Example 6 Nanostructure Decomposition Test 1
Under the heating conditions of Example 1 at 80 ° C. for 3 hours, L12 nanotubes were produced. The nanotubes, in 50mM of Tris-HCl containing a CaCl ₂ of 5 mM, was incubated with proteinase K (30U / mL). A TEM image was acquired as in Example 1.

  The results are shown in FIG. It was observed that the nanotubes biodegraded over time.

Example 7 Nanostructure Decomposition Test 2
The PI-encapsulated nanocapsules prepared in Example 2 were subjected to proteinase K (30 U / 30 ml) in 50 mM Tris-HCl containing 5 mM CaCl ₂ in a dialysis tube (MWCO 10K, Slide-A-Lyzer MINI dialysis unit, 25 mL). mL) and dialyzed in 50 mM Tris-HCl containing 5 mM CaCl ₂ . During the incubation, the amount of PI released through the dialysis membrane was calculated from the UV absorbance of the incubation 495 nm.

  The results are shown in FIG. FIG. 11 shows the relationship between the elapsed time since proteinase K was added and the amount of PI leakage. Over time, it was observed that the nanocapsules were biodegraded and the encapsulated drug was released.

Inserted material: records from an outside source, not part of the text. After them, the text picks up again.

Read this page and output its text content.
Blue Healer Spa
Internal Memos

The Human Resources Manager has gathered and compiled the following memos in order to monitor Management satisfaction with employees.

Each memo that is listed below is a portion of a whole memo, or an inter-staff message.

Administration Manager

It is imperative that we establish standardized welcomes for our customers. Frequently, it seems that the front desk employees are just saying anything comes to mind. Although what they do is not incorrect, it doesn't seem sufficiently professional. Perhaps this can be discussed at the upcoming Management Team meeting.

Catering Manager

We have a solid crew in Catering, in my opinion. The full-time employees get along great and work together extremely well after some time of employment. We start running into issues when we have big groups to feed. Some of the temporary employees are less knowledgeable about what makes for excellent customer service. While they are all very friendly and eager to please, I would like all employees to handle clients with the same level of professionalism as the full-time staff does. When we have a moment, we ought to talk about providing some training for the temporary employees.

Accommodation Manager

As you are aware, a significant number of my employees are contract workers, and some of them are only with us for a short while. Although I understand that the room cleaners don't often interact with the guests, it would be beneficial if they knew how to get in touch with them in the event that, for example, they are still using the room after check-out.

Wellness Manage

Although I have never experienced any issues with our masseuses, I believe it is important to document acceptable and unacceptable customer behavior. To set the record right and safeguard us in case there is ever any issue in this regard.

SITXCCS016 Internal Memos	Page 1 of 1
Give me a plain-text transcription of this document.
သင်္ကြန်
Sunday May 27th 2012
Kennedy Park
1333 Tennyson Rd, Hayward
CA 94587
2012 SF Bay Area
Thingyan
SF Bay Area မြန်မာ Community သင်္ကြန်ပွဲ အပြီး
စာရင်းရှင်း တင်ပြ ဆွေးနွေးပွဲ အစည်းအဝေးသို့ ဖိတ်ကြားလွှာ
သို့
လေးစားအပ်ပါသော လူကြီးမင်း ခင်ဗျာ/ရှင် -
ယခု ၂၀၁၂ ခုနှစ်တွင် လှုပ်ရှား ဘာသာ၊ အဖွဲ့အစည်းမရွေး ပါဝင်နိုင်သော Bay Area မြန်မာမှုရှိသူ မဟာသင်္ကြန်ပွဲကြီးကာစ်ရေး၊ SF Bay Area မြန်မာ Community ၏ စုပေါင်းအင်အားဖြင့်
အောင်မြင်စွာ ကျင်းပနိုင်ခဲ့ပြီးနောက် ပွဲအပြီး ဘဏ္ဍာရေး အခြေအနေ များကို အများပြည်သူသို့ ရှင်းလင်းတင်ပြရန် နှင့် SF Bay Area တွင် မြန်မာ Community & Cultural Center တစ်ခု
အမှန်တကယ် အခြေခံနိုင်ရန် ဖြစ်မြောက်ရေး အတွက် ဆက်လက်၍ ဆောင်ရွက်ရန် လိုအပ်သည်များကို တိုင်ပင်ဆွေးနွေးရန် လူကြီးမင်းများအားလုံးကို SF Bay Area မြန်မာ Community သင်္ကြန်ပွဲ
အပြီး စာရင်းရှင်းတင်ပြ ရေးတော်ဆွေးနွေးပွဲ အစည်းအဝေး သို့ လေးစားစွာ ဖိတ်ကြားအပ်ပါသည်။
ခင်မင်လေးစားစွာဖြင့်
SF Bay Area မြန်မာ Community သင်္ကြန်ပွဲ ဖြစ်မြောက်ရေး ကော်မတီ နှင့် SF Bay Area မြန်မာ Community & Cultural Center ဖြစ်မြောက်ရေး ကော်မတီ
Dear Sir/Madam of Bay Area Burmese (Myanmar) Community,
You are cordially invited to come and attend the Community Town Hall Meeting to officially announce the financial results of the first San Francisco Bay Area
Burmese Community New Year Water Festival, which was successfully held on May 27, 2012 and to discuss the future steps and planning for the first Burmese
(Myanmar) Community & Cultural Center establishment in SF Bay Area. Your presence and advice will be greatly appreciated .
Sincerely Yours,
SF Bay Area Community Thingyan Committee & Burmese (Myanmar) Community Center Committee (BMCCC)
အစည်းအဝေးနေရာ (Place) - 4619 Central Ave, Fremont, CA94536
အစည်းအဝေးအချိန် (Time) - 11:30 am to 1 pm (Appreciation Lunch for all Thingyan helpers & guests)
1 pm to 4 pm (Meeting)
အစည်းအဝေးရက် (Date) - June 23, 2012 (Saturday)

  The nanostructure of the present invention can be widely used, for example, in the fields of medicine, food, cosmetics and the like as a carrier for transporting an agent into cells.

Claims (11)

A hollow body having an aspect ratio of greater than 1.0, surrounded by a wall composed of a plurality of amphiphilic molecules including a hydrophilic block and a hydrophobic block;
A nanostructure containing a drug.   The nanostructure according to claim 1, wherein the aspect ratio is 1.2 to 30.0.   The nanostructure according to claim 1 or 2, wherein the hollow body has a tube-shaped portion.   The nanostructure according to any one of claims 1 to 3, wherein the hollow body has a closed structure.   The nanostructure according to any one of claims 1 to 4, wherein the amphiphilic molecule is an amphiphilic peptide chain comprising a hydrophilic peptide block and a hydrophobic peptide block.   The nanostructure according to claim 5, wherein the hydrophobic block forms a helix structure.   The nanostructure according to claim 5 or 6, wherein the hydrophobic peptide block contains leucine-aminoisobutyric acid as a repeating unit.   The nanostructure according to any one of claims 5 to 7, wherein the hydrophilic peptide block contains sarcosine as a repeating unit.   The nanostructure according to any one of claims 1 to 8, wherein the agent is a hydrophilic agent.   A pharmaceutical composition comprising the nanostructure according to any one of claims 1 to 9.   Any one of Claims 1-9 including the process of disperse | distributing the amphiphilic molecule | numerator containing a hydrophilic block and a hydrophobic block to the aqueous medium containing an agent, and then heating and producing a tube-shaped part. A method for producing the nanostructure according to item.